When we look at v11, the Psalmist is not saying “Put your hope in God and everything will be fine “hopefully”. It’s not optimism or positive thinking. He says “Hope in God – for I shall again praise him (in the Temple courts), and the reason for His Hope is because He knows His God and He knows what His God can do.

We recognize that the pain, grief and despair we experience is a result of what happened in the Garden of Eden. It’s not the way that God had designed our lives to be.

When we think about what happened to Punit, that was not how God intended for His life. We know that all of this is a result of the darkness that is there inside our souls and also in our world.  We are all broken.

It’s so amazing that instead of leaving us in our state of brokenness and self-destruction, that the Son of God Jesus makes His entry into this broken world to introduce us to Gospel Hope.

Take a look at the description of Jesus in a prophecy that was made hundreds of years before his birth:

He was despised and rejected[b] by men,

    a man of sorrows and acquainted with grief

and as one from whom men hide their faces[f]

    he was despised, and we esteemed him not.

4 Surely he has borne our griefs

    and carried our sorrows;

yet we esteemed him stricken,

    smitten by God, and afflicted.

5 But he was pierced for our transgressions;

    he was crushed for our iniquities;

upon him was the chastisement that brought us peace,

    and with his wounds we are healed.

Here is our God not alien to the world of despair and grief, but He Himself experienced the full impact of the brokenness. And then as a response to fix the brokenness and reverse what had happened in the Garden, He gave up His life on the cross for you and me & rose victoriously from the grave on the third Day – to get us our Gospel Hope and healing not for a few years but for all of eternity.
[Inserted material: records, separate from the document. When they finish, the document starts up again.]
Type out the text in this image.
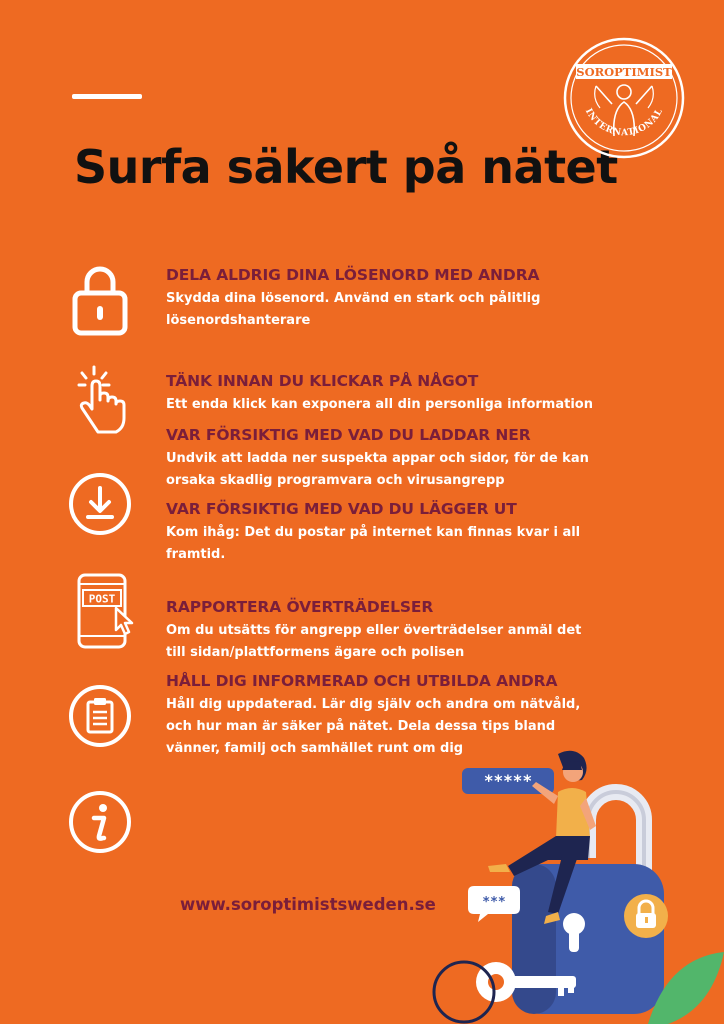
Surfa säkert på nätet
SOROPTIMIST
INTERNATIONAL
POST

DELA ALDRIG DINA LÖSENORD MED ANDRA

Skydda dina lösenord. Använd en stark och pålitlig
lösenordshanterare

TÄNK INNAN DU KLICKAR PÅ NÅGOT

Ett enda klick kan exponera all din personliga information

VAR FÖRSIKTIG MED VAD DU LADDAR NER

Undvik att ladda ner suspekta appar och sidor, för de kan
orsaka skadlig programvara och virusangrepp

VAR FÖRSIKTIG MED VAD DU LÄGGER UT

Kom ihåg: Det du postar på internet kan finnas kvar i all
framtid.

RAPPORTERA ÖVERTRÄDELSER

Om du utsätts för angrepp eller överträdelser anmäl det
till sidan/plattformens ägare och polisen

HÅLL DIG INFORMERAD OCH UTBILDA ANDRA

Håll dig uppdaterad. Lär dig själv och andra om nätvåld,
och hur man är säker på nätet. Dela dessa tips bland
vänner, familj och samhället runt om dig

www.soroptimistsweden.se

*****
***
Today we stand in the middle of that Story post cross and pre-Jesus’ Second coming.  And that’s why it is a Certain, objective, permanent Hope. If God can step into my broken world and sacrifices His own life to rescue me, then I know I can live in Gospel Hope.

23 Let us hold fast the confession of our hope without wavering, for he who promised is faithful. (Heb 10:23)
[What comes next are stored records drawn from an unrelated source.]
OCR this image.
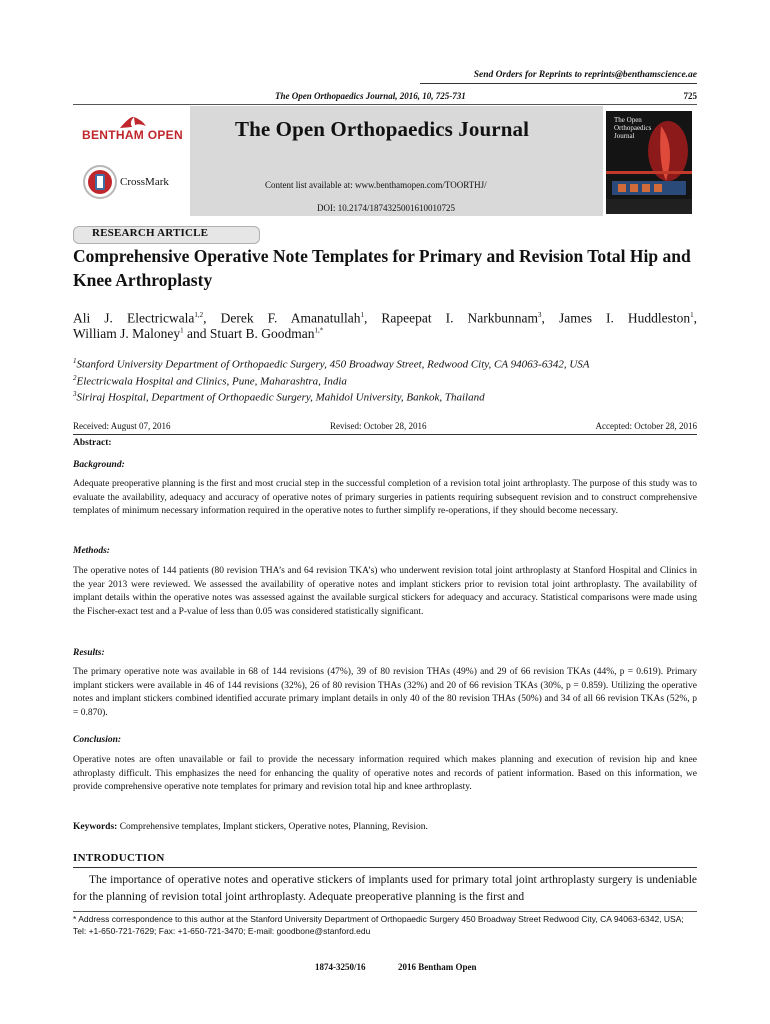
Send Orders for Reprints to reprints@benthamscience.ae
The Open Orthopaedics Journal, 2016, 10, 725-731	725
BENTHAM OPEN
CrossMark
The Open Orthopaedics Journal
Content list available at: www.benthamopen.com/TOORTHJ/
DOI: 10.2174/1874325001610010725
The Open Orthopaedics Journal
RESEARCH ARTICLE
Comprehensive Operative Note Templates for Primary and Revision Total Hip and Knee Arthroplasty
Ali J. Electricwala$^{1,2}$, Derek F. Amanatullah$^1$, Rapeepat I. Narkbunnam$^3$, James I. Huddleston$^1$,
William J. Maloney$^1$ and Stuart B. Goodman$^{1,*}$
$^1$Stanford University Department of Orthopaedic Surgery, 450 Broadway Street, Redwood City, CA 94063-6342, USA
$^2$Electricwala Hospital and Clinics, Pune, Maharashtra, India
$^3$Siriraj Hospital, Department of Orthopaedic Surgery, Mahidol University, Bankok, Thailand
Received: August 07, 2016	Revised: October 28, 2016	Accepted: October 28, 2016
Abstract:
Background:
Adequate preoperative planning is the first and most crucial step in the successful completion of a revision total joint arthroplasty. The purpose of this study was to evaluate the availability, adequacy and accuracy of operative notes of primary surgeries in patients requiring subsequent revision and to construct comprehensive templates of minimum necessary information required in the operative notes to further simplify re-operations, if they should become necessary.
Methods:
The operative notes of 144 patients (80 revision THA’s and 64 revision TKA’s) who underwent revision total joint arthroplasty at Stanford Hospital and Clinics in the year 2013 were reviewed. We assessed the availability of operative notes and implant stickers prior to revision total joint arthroplasty. The availability of implant details within the operative notes was assessed against the available surgical stickers for adequacy and accuracy. Statistical comparisons were made using the Fischer-exact test and a P-value of less than 0.05 was considered statistically significant.
Results:
The primary operative note was available in 68 of 144 revisions (47%), 39 of 80 revision THAs (49%) and 29 of 66 revision TKAs (44%, p = 0.619). Primary implant stickers were available in 46 of 144 revisions (32%), 26 of 80 revision THAs (32%) and 20 of 66 revision TKAs (30%, p = 0.859). Utilizing the operative notes and implant stickers combined identified accurate primary implant details in only 40 of the 80 revision THAs (50%) and 34 of all 66 revision TKAs (52%, p = 0.870).
Conclusion:
Operative notes are often unavailable or fail to provide the necessary information required which makes planning and execution of revision hip and knee athroplasty difficult. This emphasizes the need for enhancing the quality of operative notes and records of patient information. Based on this information, we provide comprehensive operative note templates for primary and revision total hip and knee arthroplasty.
Keywords: Comprehensive templates, Implant stickers, Operative notes, Planning, Revision.
INTRODUCTION
The importance of operative notes and operative stickers of implants used for primary total joint arthroplasty surgery is undeniable for the planning of revision total joint arthroplasty. Adequate preoperative planning is the first and
* Address correspondence to this author at the Stanford University Department of Orthopaedic Surgery 450 Broadway Street Redwood City, CA 94063-6342, USA; Tel: +1-650-721-7629; Fax: +1-650-721-3470; E-mail: goodbone@stanford.edu
1874-3250/16	2016 Bentham Open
Can our God ever be unfaithful? No.

Can our God lie? No.

Can our God change His promises & plans according to what is convenient? No.

Because He is our Faithful God,

we can now have Gospel Hope which will never disappoint us. Even in our weakest of moments, God is still faithful. Even in our struggles with sin, God is still faithful.  Even if we are humiliated and hurt, God is still faithful. Even if we lose our job and our money, God is still faithful. Even if the whole world deserts us, God is still faithful. If you have surrendered your life to Jesus Christ, if He is your Hope, then know that your story will not end in brokenness but on the Day when Jesus comes back again we will be made perfect, like our Savior.